31 May 2022
Human Centred Computing Group present at CHI conference
The Human Centred Computing Group (HCC) had a strong presence at the ACM CHI conference
The Human Centred Computing Group (HCC) had a strong presence at the ACM CHI conference. CHI is the leading venue to publish Human-Computer Interaction (HCI) research, typically attended by about 3000 of the top human-computer interaction researchers and practitioners worldwide.

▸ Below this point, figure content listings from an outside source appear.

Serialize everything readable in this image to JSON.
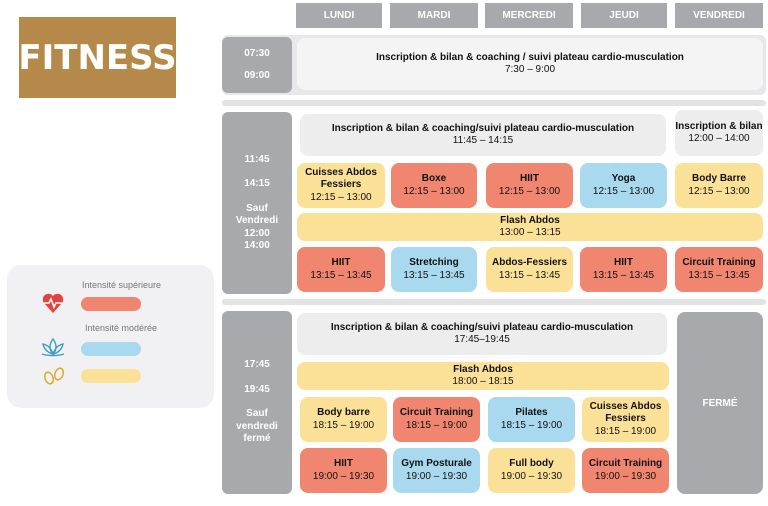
{
  "logo": "FITNESS",
  "days": [
    "LUNDI",
    "MARDI",
    "MERCREDI",
    "JEUDI",
    "VENDREDI"
  ],
  "block1": {
    "time_start": "07:30",
    "time_end": "09:00",
    "all_week": {
      "title": "Inscription & bilan & coaching / suivi plateau cardio-musculation",
      "time": "7:30 – 9:00"
    }
  },
  "block2": {
    "time_lines": [
      "11:45",
      "14:15",
      "Sauf",
      "Vendredi",
      "12:00",
      "14:00"
    ],
    "signup": {
      "title": "Inscription & bilan & coaching/suivi plateau cardio-musculation",
      "time": "11:45 – 14:15"
    },
    "signup_fri": {
      "title": "Inscription & bilan",
      "time": "12:00 – 14:00"
    },
    "row1": [
      {
        "title": "Cuisses Abdos Fessiers",
        "time": "12:15 – 13:00"
      },
      {
        "title": "Boxe",
        "time": "12:15 – 13:00"
      },
      {
        "title": "HIIT",
        "time": "12:15 – 13:00"
      },
      {
        "title": "Yoga",
        "time": "12:15 – 13:00"
      },
      {
        "title": "Body Barre",
        "time": "12:15 – 13:00"
      }
    ],
    "flash": {
      "title": "Flash Abdos",
      "time": "13:00 – 13:15"
    },
    "row2": [
      {
        "title": "HIIT",
        "time": "13:15 – 13:45"
      },
      {
        "title": "Stretching",
        "time": "13:15 – 13:45"
      },
      {
        "title": "Abdos-Fessiers",
        "time": "13:15 – 13:45"
      },
      {
        "title": "HIIT",
        "time": "13:15 – 13:45"
      },
      {
        "title": "Circuit Training",
        "time": "13:15 – 13:45"
      }
    ]
  },
  "block3": {
    "time_lines": [
      "17:45",
      "19:45",
      "Sauf",
      "vendredi",
      "fermé"
    ],
    "signup": {
      "title": "Inscription & bilan & coaching/suivi plateau cardio-musculation",
      "time": "17:45–19:45"
    },
    "flash": {
      "title": "Flash Abdos",
      "time": "18:00 – 18:15"
    },
    "row1": [
      {
        "title": "Body barre",
        "time": "18:15 – 19:00"
      },
      {
        "title": "Circuit Training",
        "time": "18:15 – 19:00"
      },
      {
        "title": "Pilates",
        "time": "18:15 – 19:00"
      },
      {
        "title": "Cuisses Abdos Fessiers",
        "time": "18:15 – 19:00"
      }
    ],
    "row2": [
      {
        "title": "HIIT",
        "time": "19:00 – 19:30"
      },
      {
        "title": "Gym Posturale",
        "time": "19:00 – 19:30"
      },
      {
        "title": "Full body",
        "time": "19:00 – 19:30"
      },
      {
        "title": "Circuit Training",
        "time": "19:00 – 19:30"
      }
    ],
    "closed": "FERMÉ"
  },
  "legend": {
    "high": "Intensité supérieure",
    "moderate": "Intensité modérée",
    "colors": {
      "high": "#f08670",
      "moderate": "#a9d9ee",
      "light": "#fbe198"
    }
  }
}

We were excited to be able to attend the first ‘proper’ in-person CHI since 2019 (e.g., pre-pandemic). This year, CHI was hosted in New Orleans – home of Mardi Gras and birthplace of Louis Armstrong (and arguably jazz itself).
The group presented four papers at the conference, three of which were fortunate enough to win paper awards.
Exploring Situated & Embodied Support for Youth’s Mental Health: Design Opportunities for Interactive Tangible Devices
Work led by post-doctoral researcher Dr Claudia Daudén Roquet on Dr Petr Slovak’s Future Leader fellowship. This paper was awarded with a Best Paper Honourable Mention Award (Top 5% of papers). The paper can be found here and the video can be found here.
Exploring Technology-Mediated Parental Socialisation of Emotion: Leveraging an Embodied, In-situ Intervention for Child Emotion Regulation
Work led by 2nd year PhD student Nikki Theofanopoulou, with her PhD supervisor Dr Petr Slovak. This paper was also awarded with a Best Paper Honourable Mention Award (top 5% of papers). The paper is available here and the video can be found here.
“Just Not Together”: The Experience of Videoconferencing for People with Aphasia during the Covid-19 Pandemic
Work led by Lecturer Dr Timothy Neate, through a collaboration with City, University of London researchers and supported by a student intern through the KURF (King’s Undergraduate Research Fellowship) programme. This work provided insight into the experience of people with the language impairment aphasia when communicating via videoconference. This work also won a Best Paper Honourable Mention (top 5% of papers). The paper is available here and the video can be found here.
Design (not) Lost in Translation: A Case Study of an Intimate-Space Socially Assistive ‘Robot’ for Emotion Regulation
Finally, members of the group (Dr Petr Slovak and Nikki Theofanopoulou) also contributed to a TOCHI journal article published at the conference, in collaboration with the University of California Santa Cruz and Sproutel. The article provides insights into the design and development of a social assistive robot for emotion regulation in children.
The group also contributed to, and helped run the “Future of Emotion in HCI” workshop at CHI. This workshop explored the role of emotion in HCI from a variety of perspectives with researchers from a range of disciplines and backgrounds. More can be found in the workshop paper and also, through the workshop website, which has a list of participants and accepted papers.
Three of our PhD students – Sara Tandon, Nikki Theofanopoulou, and Humphrey Curtis also acted as student volunteers (SVs) to support the conference. They got to help support the conference in exchange for free admission. This was also an excellent opportunity for them to meet a range of likeminded PhD students, and some HCI household names.